Paul Holland, a senior test manager responsible for modem testing at Alcatel-Lucent, had a problem. On the one hand, he had an experienced team of four testers—the newest member had arrived two years earlier with five years of experience elsewhere in the company. Paul himself had a good handle on what needed doing and how it was being done. On the other hand, he had a challenge: to convey his understanding of the team's status to project managers in a way that not only kept them informed but also kept their attention directed toward the most important bugs and project issues.
Paul had tried session-based test management (SBTM) as described by James and Jonathan Bach , using both the ninety- minute timeboxed sessions and lightweight tools to report test coverage. He ran into two obstacles: Since his testers were highly skilled, they were often in demand for special projects and immediate advice from programmers, other testers, and product managers ("high-priority interrupts," as Paul calls them). Phone calls, in-person requests for help, and follow-up emails meant that the testers found it hard to set aside uninterrupted testing time. Paul also found that the coverage data generated from the SBTM sessions was subject to mis- or over-interpretation by stakeholders.

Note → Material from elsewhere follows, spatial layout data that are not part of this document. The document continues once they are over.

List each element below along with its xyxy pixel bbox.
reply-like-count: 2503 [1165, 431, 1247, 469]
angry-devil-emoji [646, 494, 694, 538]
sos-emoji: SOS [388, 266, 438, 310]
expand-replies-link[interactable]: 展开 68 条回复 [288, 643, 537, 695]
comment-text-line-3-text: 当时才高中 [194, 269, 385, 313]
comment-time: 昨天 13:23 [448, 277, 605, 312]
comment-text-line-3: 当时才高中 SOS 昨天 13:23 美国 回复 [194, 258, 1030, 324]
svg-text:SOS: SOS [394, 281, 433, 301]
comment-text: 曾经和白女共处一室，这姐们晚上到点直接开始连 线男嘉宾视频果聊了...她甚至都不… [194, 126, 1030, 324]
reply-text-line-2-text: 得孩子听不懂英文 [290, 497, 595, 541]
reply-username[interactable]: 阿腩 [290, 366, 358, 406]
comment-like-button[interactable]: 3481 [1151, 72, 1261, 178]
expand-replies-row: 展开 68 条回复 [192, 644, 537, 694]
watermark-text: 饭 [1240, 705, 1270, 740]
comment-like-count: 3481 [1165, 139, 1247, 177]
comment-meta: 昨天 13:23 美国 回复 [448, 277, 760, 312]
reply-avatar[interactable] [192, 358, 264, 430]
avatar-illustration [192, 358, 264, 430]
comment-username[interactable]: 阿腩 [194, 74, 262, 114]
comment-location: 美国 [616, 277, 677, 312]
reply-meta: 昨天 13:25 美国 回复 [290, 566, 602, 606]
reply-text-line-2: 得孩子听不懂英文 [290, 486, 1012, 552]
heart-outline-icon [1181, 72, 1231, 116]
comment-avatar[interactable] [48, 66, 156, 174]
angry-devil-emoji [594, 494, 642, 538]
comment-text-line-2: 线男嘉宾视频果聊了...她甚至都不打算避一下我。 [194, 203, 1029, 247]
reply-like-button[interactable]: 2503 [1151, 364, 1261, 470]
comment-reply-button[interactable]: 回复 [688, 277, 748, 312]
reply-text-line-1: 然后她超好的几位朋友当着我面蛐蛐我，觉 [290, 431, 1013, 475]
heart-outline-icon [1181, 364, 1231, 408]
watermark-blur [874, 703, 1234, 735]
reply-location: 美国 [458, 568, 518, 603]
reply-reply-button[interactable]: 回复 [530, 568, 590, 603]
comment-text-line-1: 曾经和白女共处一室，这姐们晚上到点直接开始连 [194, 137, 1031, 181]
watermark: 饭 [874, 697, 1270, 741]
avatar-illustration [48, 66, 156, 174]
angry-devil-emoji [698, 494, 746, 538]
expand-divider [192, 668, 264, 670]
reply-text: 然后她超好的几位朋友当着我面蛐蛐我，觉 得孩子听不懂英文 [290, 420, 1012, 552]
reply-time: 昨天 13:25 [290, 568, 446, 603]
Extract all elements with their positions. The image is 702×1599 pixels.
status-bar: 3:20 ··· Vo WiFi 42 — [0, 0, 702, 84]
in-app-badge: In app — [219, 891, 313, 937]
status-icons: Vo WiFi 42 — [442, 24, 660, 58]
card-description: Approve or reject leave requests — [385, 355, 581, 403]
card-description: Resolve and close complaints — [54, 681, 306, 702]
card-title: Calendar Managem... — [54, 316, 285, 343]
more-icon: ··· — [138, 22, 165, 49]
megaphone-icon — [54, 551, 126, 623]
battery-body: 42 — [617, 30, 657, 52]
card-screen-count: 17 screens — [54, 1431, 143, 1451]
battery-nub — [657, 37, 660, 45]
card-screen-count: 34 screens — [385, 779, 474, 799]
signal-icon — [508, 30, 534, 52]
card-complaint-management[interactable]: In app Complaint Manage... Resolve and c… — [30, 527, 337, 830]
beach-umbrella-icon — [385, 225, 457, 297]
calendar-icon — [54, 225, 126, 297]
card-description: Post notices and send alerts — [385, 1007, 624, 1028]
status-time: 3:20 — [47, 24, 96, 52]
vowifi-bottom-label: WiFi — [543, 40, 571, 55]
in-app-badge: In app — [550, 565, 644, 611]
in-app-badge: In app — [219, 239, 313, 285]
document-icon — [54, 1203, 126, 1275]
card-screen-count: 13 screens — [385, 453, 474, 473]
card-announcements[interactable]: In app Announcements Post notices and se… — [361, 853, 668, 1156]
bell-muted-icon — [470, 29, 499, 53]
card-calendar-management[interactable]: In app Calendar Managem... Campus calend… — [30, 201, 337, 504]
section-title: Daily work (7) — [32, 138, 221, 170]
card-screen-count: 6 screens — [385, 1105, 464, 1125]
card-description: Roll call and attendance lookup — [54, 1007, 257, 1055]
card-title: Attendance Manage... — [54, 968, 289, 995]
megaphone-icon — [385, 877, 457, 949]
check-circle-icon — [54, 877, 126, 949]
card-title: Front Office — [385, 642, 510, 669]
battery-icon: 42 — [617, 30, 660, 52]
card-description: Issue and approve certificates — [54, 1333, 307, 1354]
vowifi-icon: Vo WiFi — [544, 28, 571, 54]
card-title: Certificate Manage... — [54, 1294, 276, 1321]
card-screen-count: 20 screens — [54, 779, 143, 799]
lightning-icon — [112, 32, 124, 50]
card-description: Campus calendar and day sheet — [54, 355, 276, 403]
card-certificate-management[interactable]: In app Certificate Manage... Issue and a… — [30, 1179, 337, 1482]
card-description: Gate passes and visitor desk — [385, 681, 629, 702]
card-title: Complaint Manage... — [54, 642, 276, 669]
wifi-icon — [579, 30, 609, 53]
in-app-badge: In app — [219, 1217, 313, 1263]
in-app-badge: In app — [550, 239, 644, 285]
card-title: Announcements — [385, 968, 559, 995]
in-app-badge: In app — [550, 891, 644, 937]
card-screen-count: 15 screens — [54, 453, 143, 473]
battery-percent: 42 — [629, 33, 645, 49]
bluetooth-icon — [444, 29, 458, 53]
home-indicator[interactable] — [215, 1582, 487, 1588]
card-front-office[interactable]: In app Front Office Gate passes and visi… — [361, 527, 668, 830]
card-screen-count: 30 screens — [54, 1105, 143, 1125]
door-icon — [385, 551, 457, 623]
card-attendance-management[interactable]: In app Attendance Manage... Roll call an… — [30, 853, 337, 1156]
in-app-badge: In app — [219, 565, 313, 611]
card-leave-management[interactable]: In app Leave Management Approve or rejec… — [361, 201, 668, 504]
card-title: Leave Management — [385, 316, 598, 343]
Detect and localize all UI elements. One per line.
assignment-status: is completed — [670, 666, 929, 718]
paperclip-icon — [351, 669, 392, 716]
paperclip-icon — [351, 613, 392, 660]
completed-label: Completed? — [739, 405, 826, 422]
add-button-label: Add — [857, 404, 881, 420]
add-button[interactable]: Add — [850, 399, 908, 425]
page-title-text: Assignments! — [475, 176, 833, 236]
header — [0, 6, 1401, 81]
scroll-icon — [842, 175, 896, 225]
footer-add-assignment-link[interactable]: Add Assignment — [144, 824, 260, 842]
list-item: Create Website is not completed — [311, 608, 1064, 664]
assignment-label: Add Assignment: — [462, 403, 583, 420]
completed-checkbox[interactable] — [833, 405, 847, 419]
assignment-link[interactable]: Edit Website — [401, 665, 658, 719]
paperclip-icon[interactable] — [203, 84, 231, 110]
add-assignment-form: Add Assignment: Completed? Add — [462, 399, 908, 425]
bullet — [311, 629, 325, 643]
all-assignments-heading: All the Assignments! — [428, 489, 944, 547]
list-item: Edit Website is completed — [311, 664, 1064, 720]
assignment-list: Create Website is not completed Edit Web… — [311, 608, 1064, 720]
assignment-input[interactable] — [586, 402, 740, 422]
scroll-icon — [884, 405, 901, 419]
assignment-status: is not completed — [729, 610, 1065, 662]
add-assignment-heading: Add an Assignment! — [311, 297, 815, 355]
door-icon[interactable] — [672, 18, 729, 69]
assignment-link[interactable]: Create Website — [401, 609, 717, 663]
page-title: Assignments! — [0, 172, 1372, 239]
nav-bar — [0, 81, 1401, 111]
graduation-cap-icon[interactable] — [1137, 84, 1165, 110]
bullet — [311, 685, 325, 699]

He tried at first to use an Excel spreadsheet as his tracking tool. This might have worked well had Paul been the only person who needed access to it. Since several people needed access to the sheet for reviewing and updating, file locking was a problem. Having opened the sheet, people would inadvertently leave it open (and locked), and upon encountering a locked file, people who were temporarily unable to update the sheet would forget to do it later. As a result, the work and the project tracking got out of sync. For about a year and a half, Paul used a simple file in OneNote to manage charters—mission statements for the testing sessions—and their results. This worked reasonably well within the test team, but something was missing. Paul had to push out both charters and project status to the team, and visibility outside the team was poor.
The company had recently begun to adopt some agile practices, but these were largely focused on the programmers and the product managers. One day, as Paul went past a Scrum meeting, he noticed a whiteboard covered in sticky notes. The whiteboard was the center of an active discussion between programmers and project managers about the project status. After the meeting, the whiteboard and the notes on it remained as a kind of information radiator .
"I suddenly realized that if they could do that, I could too," Paul said. He began by dividing the whiteboard into three columns: To Be Done, Work in Progress, and Done. He used stickies to represent sessions based on half-day units of work, as shown in figure 1. “Half-days are really easy to see on the board, and they're really easy to calculate. There didn't seem to be any point in tracking things more closely than that. With all the other stuff they have to do, I figured that a tester could accomplish between one-and-a-half and two hours of on-charter work in the morning and in the afternoon. We could track time down to the hour, but why bother? Everybody would feel micromanaged, and it doesn’t serve any purpose. So our approach was a blend of session- and threadbased test management."